Eva se dio cuenta de que él había estado esperando aquel momento; un momento en el que ella acudiría a él en busca de ayuda. De hecho, se había preparado para ello.

—Dicen que San Francisco es una ciudad bonita —continuó Levi. Colocó el papel en la mano de Eva y no la soltó—. Vivirá en una ciudad junto al mar. —Durante un instante, adoptó un aire de disculpa y sacudió la cabeza, como si supiera que no podía ignorar la dureza de la realidad frente a una persona tan perspicaz como ella—. Eso si logra soportar un viaje tan largo —reconoció.

Soltó la mano de Eva y, como si temiera su respuesta, le preguntó si tenía dinero.

Ella miró alrededor y, por pura necesidad, le tendió a su hija. Él la tomó en sus brazos con extrema precaución; era evidente que nunca había sostenido a un bebé. Y allí, entre el carromato y el almacén, donde en aquel momento no había ningún empleado, Eva levantó su pesada falda. No se la había quitado desde hacía varias semanas porque temía que podía tener que hacer lo que estaba haciendo en aquellos momentos: escapar sin nada más que la ropa que llevaba puesta. Había albergado la esperanza de que Abraham regresara siendo un hombre nuevo y mejor, pero, de todos modos, había cosido sus joyas, su única posibilidad de ser libre, en la oscura tela.

—Eva —dijo él.

Era la primera vez que la llamaba por su nombre de pila. Resultaba difícil adivinar qué le resultaba más impactante, si ver las joyas o que ella se hubiera levantado las faldas delante de él y al aire libre de modo que nada salvo una fina y desgastada enagua amarilla se interpusiera entre él y su carne.

—Tengo que vender alguna joya —explicó ella mientras soltaba las faldas.

—No —declaró él con énfasis—. No.

Agarró a Eva por los hombros.
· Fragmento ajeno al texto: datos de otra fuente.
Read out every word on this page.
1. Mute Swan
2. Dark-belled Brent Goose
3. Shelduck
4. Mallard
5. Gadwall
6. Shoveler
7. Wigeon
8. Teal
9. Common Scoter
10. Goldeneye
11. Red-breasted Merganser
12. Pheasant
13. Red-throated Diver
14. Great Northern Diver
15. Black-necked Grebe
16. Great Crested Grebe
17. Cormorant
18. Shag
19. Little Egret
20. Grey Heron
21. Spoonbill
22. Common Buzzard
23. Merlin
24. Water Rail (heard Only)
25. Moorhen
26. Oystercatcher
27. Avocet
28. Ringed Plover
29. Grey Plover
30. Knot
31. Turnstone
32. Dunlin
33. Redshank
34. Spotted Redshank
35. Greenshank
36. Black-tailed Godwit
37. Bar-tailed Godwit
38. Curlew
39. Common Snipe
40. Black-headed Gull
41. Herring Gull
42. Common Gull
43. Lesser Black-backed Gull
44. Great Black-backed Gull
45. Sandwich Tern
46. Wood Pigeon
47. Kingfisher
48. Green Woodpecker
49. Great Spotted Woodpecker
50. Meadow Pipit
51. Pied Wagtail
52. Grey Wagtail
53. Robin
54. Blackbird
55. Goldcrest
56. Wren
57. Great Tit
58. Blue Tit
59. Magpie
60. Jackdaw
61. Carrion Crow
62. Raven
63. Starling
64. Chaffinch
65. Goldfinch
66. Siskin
Incluso deslizó las manos por los brazos de ella, como si Eva tuviera frío y él la estuviera calentando. Pero entonces miró a Henriette, que estaba entre ellos: un sólido recordatorio de dónde terminaba Eva Shein y empezaba Levi Ehrenberg.

—No renuncie a ellas tan fácilmente.

—Yo no diría que es fácilmente.

Él le tendió un abultado sobre lleno de dinero.

—No puedo aceptarlo —repuso ella, pero no lo dijo en serio.

Tomó el dinero y la mano de Levi y, durante un breve momento, los tuvo ambos.